There has been significant speculation in the press and on social media about Lords Amendment 45 to the Environment Bill regarding combined sewer overflows.
I supported the vast majority of this amendment, which aims to reduce the usage and impact of discharges from these overflows, and voted to agree to the amendment with modification (Amendment 45A).
It is important to note that the original wording of this amendment would not have eliminated storm overflows completely or immediately. The modified amendment also still aimed to reduce the usage and impact of discharges.
At present, combined sewer overflows are a component of our sewage network, designed to be used to prevent sewers being overloaded with a combination of sewage and rainwater during extreme weather. If these overflows were not in place, this rainwater mixed with sewage would back up and flood into homes and streets.
The Environment Agency estimates these sewer overflows lead to around 30% of sea pollution in the North West, and I want to tackle this unacceptable pollution. This is why I voted to accept the amendment, which will require ministers to prepare a plan for reducing the frequency, duration, volume, and adverse impact of discharges from these overflows. This plan must be prepared by September. Other provisions in the Bill also require the Government to report on the costs and benefits of actions to reduce storm overflows.

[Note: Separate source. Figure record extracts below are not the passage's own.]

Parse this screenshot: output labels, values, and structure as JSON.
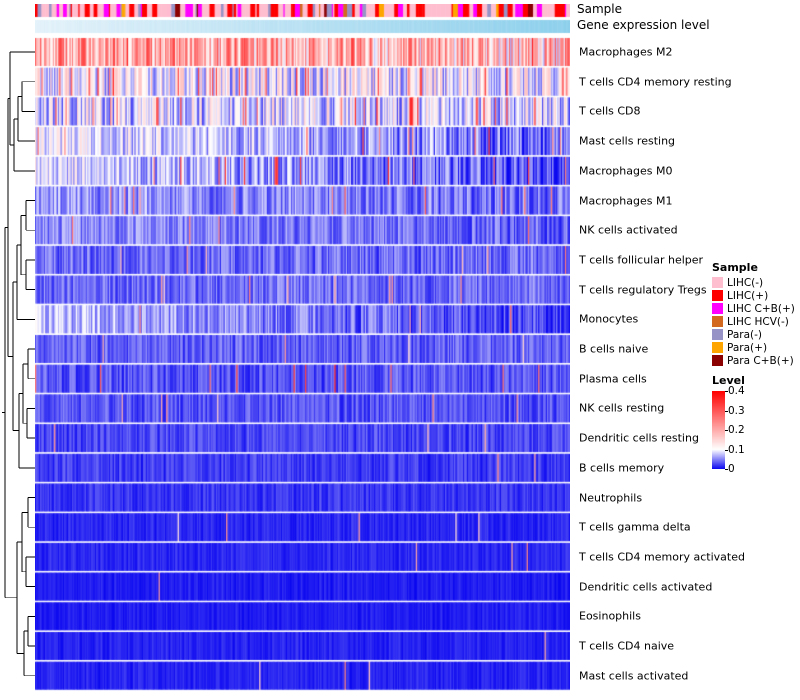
{
  "header": {
    "sample_label": "Sample",
    "gene_label": "Gene expression level"
  },
  "chart_data": {
    "type": "heatmap",
    "title": "",
    "n_columns": 420,
    "color_scale": {
      "min": 0,
      "max": 0.4,
      "white_point": 0.1,
      "low": "#0a06f0",
      "mid": "#ffffff",
      "high": "#ff0000"
    },
    "rows": [
      {
        "label": "Macrophages M2",
        "mean": 0.2,
        "spread": 0.24,
        "spike_prob": 0.03,
        "spike_value": 0.34,
        "trend": 0.02
      },
      {
        "label": "T cells CD4 memory resting",
        "mean": 0.105,
        "spread": 0.15,
        "spike_prob": 0.06,
        "spike_value": 0.3,
        "trend": 0.0
      },
      {
        "label": "T cells CD8",
        "mean": 0.09,
        "spread": 0.14,
        "spike_prob": 0.06,
        "spike_value": 0.3,
        "trend": 0.0
      },
      {
        "label": "Mast cells resting",
        "mean": 0.068,
        "spread": 0.1,
        "spike_prob": 0.03,
        "spike_value": 0.28,
        "trend": 0.03
      },
      {
        "label": "Macrophages M0",
        "mean": 0.055,
        "spread": 0.09,
        "spike_prob": 0.04,
        "spike_value": 0.3,
        "trend": 0.035
      },
      {
        "label": "Macrophages M1",
        "mean": 0.05,
        "spread": 0.07,
        "spike_prob": 0.02,
        "spike_value": 0.25,
        "trend": 0.01
      },
      {
        "label": "NK cells activated",
        "mean": 0.045,
        "spread": 0.06,
        "spike_prob": 0.015,
        "spike_value": 0.25,
        "trend": 0.01
      },
      {
        "label": "T cells follicular helper",
        "mean": 0.04,
        "spread": 0.06,
        "spike_prob": 0.012,
        "spike_value": 0.22,
        "trend": 0.0
      },
      {
        "label": "T cells regulatory Tregs",
        "mean": 0.04,
        "spread": 0.055,
        "spike_prob": 0.01,
        "spike_value": 0.2,
        "trend": 0.0
      },
      {
        "label": "Monocytes",
        "mean": 0.045,
        "spread": 0.07,
        "spike_prob": 0.02,
        "spike_value": 0.25,
        "trend": 0.03
      },
      {
        "label": "B cells naive",
        "mean": 0.035,
        "spread": 0.05,
        "spike_prob": 0.01,
        "spike_value": 0.2,
        "trend": 0.0
      },
      {
        "label": "Plasma cells",
        "mean": 0.03,
        "spread": 0.05,
        "spike_prob": 0.015,
        "spike_value": 0.3,
        "trend": 0.0
      },
      {
        "label": "NK cells resting",
        "mean": 0.03,
        "spread": 0.045,
        "spike_prob": 0.01,
        "spike_value": 0.2,
        "trend": 0.0
      },
      {
        "label": "Dendritic cells resting",
        "mean": 0.025,
        "spread": 0.04,
        "spike_prob": 0.008,
        "spike_value": 0.2,
        "trend": 0.0
      },
      {
        "label": "B cells memory",
        "mean": 0.02,
        "spread": 0.035,
        "spike_prob": 0.008,
        "spike_value": 0.22,
        "trend": 0.0
      },
      {
        "label": "Neutrophils",
        "mean": 0.018,
        "spread": 0.03,
        "spike_prob": 0.006,
        "spike_value": 0.2,
        "trend": 0.0
      },
      {
        "label": "T cells gamma delta",
        "mean": 0.012,
        "spread": 0.022,
        "spike_prob": 0.005,
        "spike_value": 0.18,
        "trend": 0.0
      },
      {
        "label": "T cells CD4 memory activated",
        "mean": 0.012,
        "spread": 0.02,
        "spike_prob": 0.005,
        "spike_value": 0.2,
        "trend": 0.0
      },
      {
        "label": "Dendritic cells activated",
        "mean": 0.008,
        "spread": 0.016,
        "spike_prob": 0.004,
        "spike_value": 0.18,
        "trend": 0.0
      },
      {
        "label": "Eosinophils",
        "mean": 0.008,
        "spread": 0.014,
        "spike_prob": 0.003,
        "spike_value": 0.15,
        "trend": 0.0
      },
      {
        "label": "T cells CD4 naive",
        "mean": 0.01,
        "spread": 0.018,
        "spike_prob": 0.004,
        "spike_value": 0.18,
        "trend": 0.0
      },
      {
        "label": "Mast cells activated",
        "mean": 0.01,
        "spread": 0.02,
        "spike_prob": 0.005,
        "spike_value": 0.2,
        "trend": 0.0
      }
    ],
    "sample_annotation": {
      "label": "Sample",
      "categories": [
        {
          "label": "LIHC(-)",
          "color": "#ffbdd0",
          "weight": 0.48
        },
        {
          "label": "LIHC(+)",
          "color": "#ff0000",
          "weight": 0.18
        },
        {
          "label": "LIHC C+B(+)",
          "color": "#ff00ff",
          "weight": 0.14
        },
        {
          "label": "LIHC HCV(-)",
          "color": "#d2691e",
          "weight": 0.02
        },
        {
          "label": "Para(-)",
          "color": "#9793c6",
          "weight": 0.12
        },
        {
          "label": "Para(+)",
          "color": "#ffa500",
          "weight": 0.03
        },
        {
          "label": "Para C+B(+)",
          "color": "#8b0000",
          "weight": 0.03
        }
      ]
    },
    "gene_annotation": {
      "label": "Gene expression level",
      "start_color": "#e4f2fa",
      "end_color": "#8ed0ec"
    }
  },
  "legend": {
    "sample_title": "Sample",
    "level_title": "Level",
    "level_ticks": [
      "0.4",
      "0.3",
      "0.2",
      "0.1",
      "0"
    ]
  }
}
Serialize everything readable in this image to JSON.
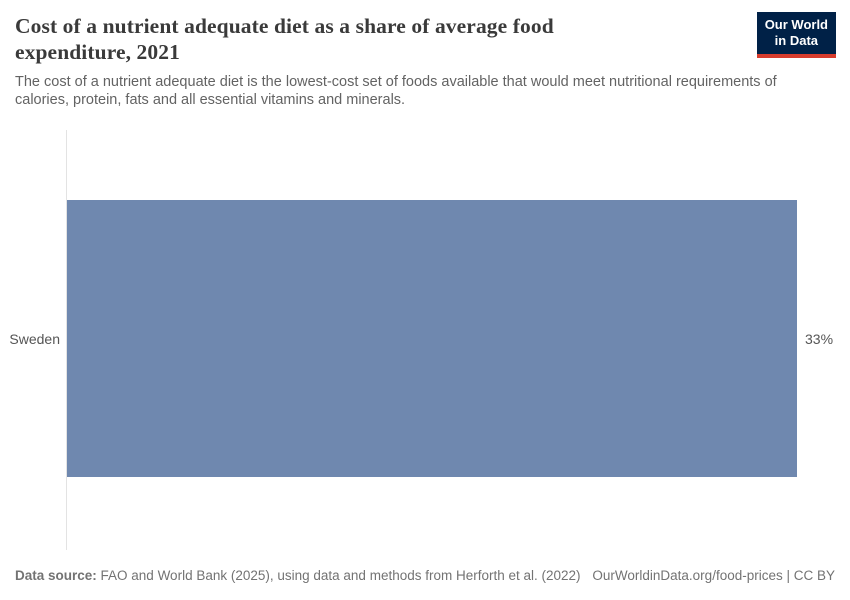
{
  "header": {
    "title": "Cost of a nutrient adequate diet as a share of average food expenditure, 2021",
    "subtitle": "The cost of a nutrient adequate diet is the lowest-cost set of foods available that would meet nutritional requirements of calories, protein, fats and all essential vitamins and minerals.",
    "logo": {
      "line1": "Our World",
      "line2": "in Data"
    }
  },
  "chart_data": {
    "type": "bar",
    "orientation": "horizontal",
    "title": "Cost of a nutrient adequate diet as a share of average food expenditure, 2021",
    "categories": [
      "Sweden"
    ],
    "values": [
      33
    ],
    "value_labels": [
      "33%"
    ],
    "xlabel": "",
    "ylabel": "",
    "xlim": [
      0,
      33
    ],
    "grid": false,
    "legend": false,
    "bar_color": "#6f88af"
  },
  "footer": {
    "datasource_label": "Data source:",
    "datasource_text": " FAO and World Bank (2025), using data and methods from Herforth et al. (2022)",
    "link_text": "OurWorldinData.org/food-prices | CC BY"
  },
  "colors": {
    "bar": "#6f88af",
    "logo_background": "#002147",
    "logo_stripe": "#d73c2d",
    "axis_line": "#e3e3e3",
    "title_text": "#3a3a3a",
    "subtitle_text": "#636363",
    "footer_text": "#737373"
  }
}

I also voted to modify the amendment to remove lines which would place a new duty on sewerage undertakers to demonstrate progressive reductions in the harm caused by discharges from these overflows, because this duty did not come with any enforcement mechanism for achieving this.
I am pleased to report that the Government has now decided to bring forward a new amendment which would introduce this legal duty, and ensure it is enforced via the Water Industry Act 1991, which provides for Ofwat to issue enforcement notices when licence conditions are breached.
With this new amendment, the other provisions of the Bill, and a policy statement the Government is sending to Ofwat to incentivise significant reductions in the usage of storm overflows, we will be able to work practically to reduce, and ultimately eliminate, the use of combined sewer overflows.
More broadly, this landmark Bill will set long-term legally binding targets for environmental protection, including in relation to air quality, water quality, nature, and waste and resource efficiency. The Bill also places the independent Office for Environmental Protection on a statutory footing, with the power to take public bodies to an upper tribunal if there are breaches of the law; and introduces new measures to crack down on illegal waste activities.
The Environment Bill will return to the House of Commons in the near future, where I plan to support the Government’s new amendment on this issue. I am looking forward to the Bill becoming law soon, paving the way for a brighter future for our waterways and our wider natural environment.